While Harry believes his mother “spoke her truth”, the Prince of Wales said in his statement: “It is my view that the deceitful way the interview was obtained substantially influenced what my mother said.
“The interview was a major contribution to making my parents’ relationship worse and has since hurt countless others.”
In the wake of the Lord Dyson report, the Duke of Sussex also released a personal statement.
He said: “Our mother was an incredible woman who dedicated her life to service. She was resilient, brave, and unquestionably honest.
“The ripple effect of a culture of exploitation and unethical practices ultimately took her life.
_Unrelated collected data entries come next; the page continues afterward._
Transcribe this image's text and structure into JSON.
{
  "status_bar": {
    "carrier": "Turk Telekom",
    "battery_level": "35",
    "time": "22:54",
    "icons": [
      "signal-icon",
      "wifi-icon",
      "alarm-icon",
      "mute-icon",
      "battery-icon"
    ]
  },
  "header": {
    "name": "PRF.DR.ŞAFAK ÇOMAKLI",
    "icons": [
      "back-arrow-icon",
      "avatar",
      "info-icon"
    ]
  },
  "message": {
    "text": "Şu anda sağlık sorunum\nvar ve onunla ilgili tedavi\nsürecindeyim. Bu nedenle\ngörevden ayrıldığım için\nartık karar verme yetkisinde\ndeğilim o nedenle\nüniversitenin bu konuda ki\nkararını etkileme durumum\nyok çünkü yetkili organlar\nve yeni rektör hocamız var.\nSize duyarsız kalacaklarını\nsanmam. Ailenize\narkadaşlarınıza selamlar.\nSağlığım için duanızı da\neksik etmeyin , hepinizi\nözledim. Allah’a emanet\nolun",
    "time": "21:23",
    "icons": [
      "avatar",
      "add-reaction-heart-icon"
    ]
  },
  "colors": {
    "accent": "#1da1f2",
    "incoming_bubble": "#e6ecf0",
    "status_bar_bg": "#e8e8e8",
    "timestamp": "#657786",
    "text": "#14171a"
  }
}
“To those who have taken some form of accountability, thank you for owning it. That is the first step towards justice and truth. Yet what deeply concerns me is that practices like these – and even worse – are still widespread today. Then, and now, it’s bigger than one outlet, one network, or one publication.
“Our mother lost her life because of this, and nothing has changed. By protecting her legacy, we protect everyone, and uphold the dignity with which she lived her life. Let’s remember who she was and what she stood for.”
Earlier this year, Tim Davie, the BBC’s director-general, announced the publicly-funded organisation would never air nor licence to other broadcasters the Panorama interview.
He added: “It does of course remain part of the historical record and there may be occasions in the future when it will be justified for the BBC to use short extracts for journalistic purposes, but these will be few and far between and will need to be agreed at Executive Committee level and set in the full context of what we now know about the way the interview was obtained. I would urge others to exercise similar restraint.”